Matt Houganは、初期のICO実験は、ブロックチェーン技術が従来のIPOよりも迅速かつ低コストで起業家と投資家をつなげられることを証明したと指摘した。過去のブームが失敗したとしてもだ。今回の鍵となる違いは、規制と構造にある。現在の米国証券取引委員会(SEC)議長Paul Atkins(かつてICO支持組織Token Allianceの共同議長を務め、トークン化企業Securitizeの取締役も務めていた)は最近、コンプライアンスを満たすトークン発行を支援するための新規則とセーフハーバー制度の制定を呼びかけている。Coinbaseの新プラットフォームは、まさにこの方向性の最初の重要な実践例である。

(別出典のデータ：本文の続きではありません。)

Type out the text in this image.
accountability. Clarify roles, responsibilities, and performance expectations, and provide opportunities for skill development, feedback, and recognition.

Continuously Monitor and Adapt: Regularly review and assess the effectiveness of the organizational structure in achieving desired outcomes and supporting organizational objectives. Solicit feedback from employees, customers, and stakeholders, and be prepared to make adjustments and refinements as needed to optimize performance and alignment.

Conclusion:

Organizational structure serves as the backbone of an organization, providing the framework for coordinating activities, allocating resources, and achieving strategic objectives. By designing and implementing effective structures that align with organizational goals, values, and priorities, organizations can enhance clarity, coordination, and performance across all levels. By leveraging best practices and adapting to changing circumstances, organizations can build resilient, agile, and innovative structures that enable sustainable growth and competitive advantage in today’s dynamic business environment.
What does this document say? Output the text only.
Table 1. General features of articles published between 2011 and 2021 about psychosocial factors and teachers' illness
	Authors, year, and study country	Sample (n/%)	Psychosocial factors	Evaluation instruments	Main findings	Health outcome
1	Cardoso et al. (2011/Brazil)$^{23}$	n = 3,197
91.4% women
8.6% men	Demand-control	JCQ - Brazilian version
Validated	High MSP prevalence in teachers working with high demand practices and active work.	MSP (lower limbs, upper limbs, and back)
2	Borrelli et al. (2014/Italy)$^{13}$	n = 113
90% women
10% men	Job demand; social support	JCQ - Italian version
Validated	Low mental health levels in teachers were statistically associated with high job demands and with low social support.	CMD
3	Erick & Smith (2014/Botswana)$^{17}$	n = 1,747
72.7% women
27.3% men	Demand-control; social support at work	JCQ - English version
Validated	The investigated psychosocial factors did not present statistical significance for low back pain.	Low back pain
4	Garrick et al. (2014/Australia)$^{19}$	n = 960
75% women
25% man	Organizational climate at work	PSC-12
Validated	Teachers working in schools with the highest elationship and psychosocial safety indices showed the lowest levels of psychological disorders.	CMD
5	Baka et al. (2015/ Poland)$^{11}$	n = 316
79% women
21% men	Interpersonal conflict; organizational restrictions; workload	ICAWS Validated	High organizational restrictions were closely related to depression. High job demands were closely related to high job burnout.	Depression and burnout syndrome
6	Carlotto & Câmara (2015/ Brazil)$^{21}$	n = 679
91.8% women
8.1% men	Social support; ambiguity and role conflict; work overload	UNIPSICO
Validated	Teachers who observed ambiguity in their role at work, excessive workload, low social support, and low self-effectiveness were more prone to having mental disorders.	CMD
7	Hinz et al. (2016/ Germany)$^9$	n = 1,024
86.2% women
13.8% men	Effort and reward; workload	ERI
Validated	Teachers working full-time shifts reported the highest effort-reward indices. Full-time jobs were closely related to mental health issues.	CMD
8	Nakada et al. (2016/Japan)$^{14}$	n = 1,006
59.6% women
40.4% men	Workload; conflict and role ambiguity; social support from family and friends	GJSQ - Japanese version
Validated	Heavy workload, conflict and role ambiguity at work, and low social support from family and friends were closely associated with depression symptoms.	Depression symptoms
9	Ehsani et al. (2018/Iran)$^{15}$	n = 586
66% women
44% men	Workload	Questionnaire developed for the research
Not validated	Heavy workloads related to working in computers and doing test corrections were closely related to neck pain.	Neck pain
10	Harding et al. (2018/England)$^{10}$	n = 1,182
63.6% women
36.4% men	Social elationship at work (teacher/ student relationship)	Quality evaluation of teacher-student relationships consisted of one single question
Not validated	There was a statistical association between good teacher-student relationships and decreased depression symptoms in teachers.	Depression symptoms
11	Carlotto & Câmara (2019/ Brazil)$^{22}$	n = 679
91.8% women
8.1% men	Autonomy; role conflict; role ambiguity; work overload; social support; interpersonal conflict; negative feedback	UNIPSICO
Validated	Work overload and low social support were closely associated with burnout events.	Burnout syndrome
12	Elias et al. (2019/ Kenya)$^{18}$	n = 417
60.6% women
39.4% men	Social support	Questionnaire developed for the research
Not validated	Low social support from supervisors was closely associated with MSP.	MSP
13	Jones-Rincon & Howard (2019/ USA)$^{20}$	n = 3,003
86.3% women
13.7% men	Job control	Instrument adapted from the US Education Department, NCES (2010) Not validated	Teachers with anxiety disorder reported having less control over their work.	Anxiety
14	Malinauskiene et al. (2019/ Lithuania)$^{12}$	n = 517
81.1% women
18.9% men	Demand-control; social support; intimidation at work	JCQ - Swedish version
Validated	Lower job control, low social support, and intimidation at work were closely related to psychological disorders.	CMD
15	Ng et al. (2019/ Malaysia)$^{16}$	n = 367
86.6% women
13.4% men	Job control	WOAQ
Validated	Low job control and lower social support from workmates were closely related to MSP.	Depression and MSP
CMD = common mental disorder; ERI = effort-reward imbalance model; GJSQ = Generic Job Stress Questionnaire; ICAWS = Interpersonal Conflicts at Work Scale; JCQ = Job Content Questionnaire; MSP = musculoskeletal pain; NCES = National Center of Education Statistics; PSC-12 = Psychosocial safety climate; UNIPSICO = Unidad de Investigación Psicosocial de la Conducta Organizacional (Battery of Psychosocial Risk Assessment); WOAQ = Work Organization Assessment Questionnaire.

2025年には、ICOはすべてのトークン販売取引量の約5分の1を占めるようになり、2年前に比べて微小だった比率から大きく成長した。Echo、Kraken Launch、Buidlpadなどのプラットフォームは、現在のコンプライアンス要件に適合するだけでなく、過去の粗雑なICO運営メカニズムやガス代競争といった単純な方式と比べ、セルフホスティング、マルチチェーン発行対応、アクセス制御など各方面で大幅な進歩を遂げている。すでにこれらのプラットフォームではPlasma、Falcon Financeといった非常に成功した事例が生まれている。
ICOの再登場は、長年にわたる暗号資産市場のコンプライアンス探求の成果である。これからはMonadのような真剣に取り組んだICO事例がますます増えていき、個人投資家もより良い保護を受けることになるだろう。記事の冒頭で触れたCircleのArcやCoinbaseのBaseのように、以前はトークン発行の可能性が低いと広く考えられていたプロジェクトさえも、現在の成熟したコンプライアンス環境の中で新たなシグナルを発している。
我々は新たな時代を迎えている。